Avec un GPS, rien n’existe entre le point A et le point B. C’est le néant, comme un tunnel non éclairé. Sur une carte, il y a tout ou presque. Les virages de Pancorbo, l’austérité de veuve fraîche de la Mancha, la M 50 et tous les rêves de l’avant. La carte est muette mais raconte beaucoup ; le GPS finalement ne dit rien.
Je pars bientôt et j’espère cette route qui traverse l’Espagne. Je l’attends sur cet immense morceau de papier que j’aurai du mal à replier.
Lundi
Y a-t-il les toros sur la carte ? C’est difficile à dire, c’est écrit tout petit. Au moins les suggère-t-elle. Les noms, certains, sont là qui ne trompent pas : Guadalix de la Sierra, Buitrago de Lozoya (oui, il y a un élevage ici — María Antonia de la Serna), Colmenar Viejo.
J’attends mais je sais que les toros se cachent même sur les cartes.
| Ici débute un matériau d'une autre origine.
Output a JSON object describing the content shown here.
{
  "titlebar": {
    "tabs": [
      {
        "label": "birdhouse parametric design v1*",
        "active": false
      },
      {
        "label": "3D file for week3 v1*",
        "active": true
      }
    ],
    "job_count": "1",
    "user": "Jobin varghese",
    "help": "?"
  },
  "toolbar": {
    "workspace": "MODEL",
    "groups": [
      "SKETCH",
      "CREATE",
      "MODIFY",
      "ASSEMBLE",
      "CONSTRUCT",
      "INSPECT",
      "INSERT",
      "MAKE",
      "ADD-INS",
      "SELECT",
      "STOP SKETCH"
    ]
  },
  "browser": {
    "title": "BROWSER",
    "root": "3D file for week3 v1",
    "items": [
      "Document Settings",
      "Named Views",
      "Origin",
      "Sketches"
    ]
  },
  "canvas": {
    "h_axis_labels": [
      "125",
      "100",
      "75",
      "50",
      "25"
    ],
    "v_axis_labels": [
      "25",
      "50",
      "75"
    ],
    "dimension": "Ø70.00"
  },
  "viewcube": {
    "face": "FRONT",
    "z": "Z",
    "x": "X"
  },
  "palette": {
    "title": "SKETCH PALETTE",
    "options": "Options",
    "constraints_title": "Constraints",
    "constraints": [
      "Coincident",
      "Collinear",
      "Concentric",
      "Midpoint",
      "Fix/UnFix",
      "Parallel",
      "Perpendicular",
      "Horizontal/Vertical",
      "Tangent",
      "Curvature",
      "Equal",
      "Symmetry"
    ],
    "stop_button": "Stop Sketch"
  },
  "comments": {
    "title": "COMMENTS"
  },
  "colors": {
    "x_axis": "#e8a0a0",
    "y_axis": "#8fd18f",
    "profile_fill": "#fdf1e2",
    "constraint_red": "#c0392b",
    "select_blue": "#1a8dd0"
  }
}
Je me demande si la lecture de James Ellroy relève d’un choix judicieux pour préserver le climat de sérénité attendu des vacances. Je choisirai demain. La nuit peut attendre Ellroy ou vice-versa.
Mardi
La carte est repliée. Elle espère elle aussi. Comme moi. L’orage s’annonce. C’était écrit sur le journal qu’il y aurait de l’orage. José Tomás sera à Bayonne dimanche. Ça aussi c’était écrit. J’ai lu en diagonale, de profil pour filer la métaphore. Il va nous la sauver la corrida le Tomás. 300 000 euros le paseo, faudrait pas qu’il se prive. C’était pas écrit ça, le coup des 300 000 euros. 5 euros et des miettes la carte : mes rêves coûtent moins chers. Je sais, je n’ai aucune ambition.
Je coupe. Ça gronde, ça tonne, ça remue en ronde. C’était annoncé. J’ai choisi. Je vais lire Ellroy. Je coupe.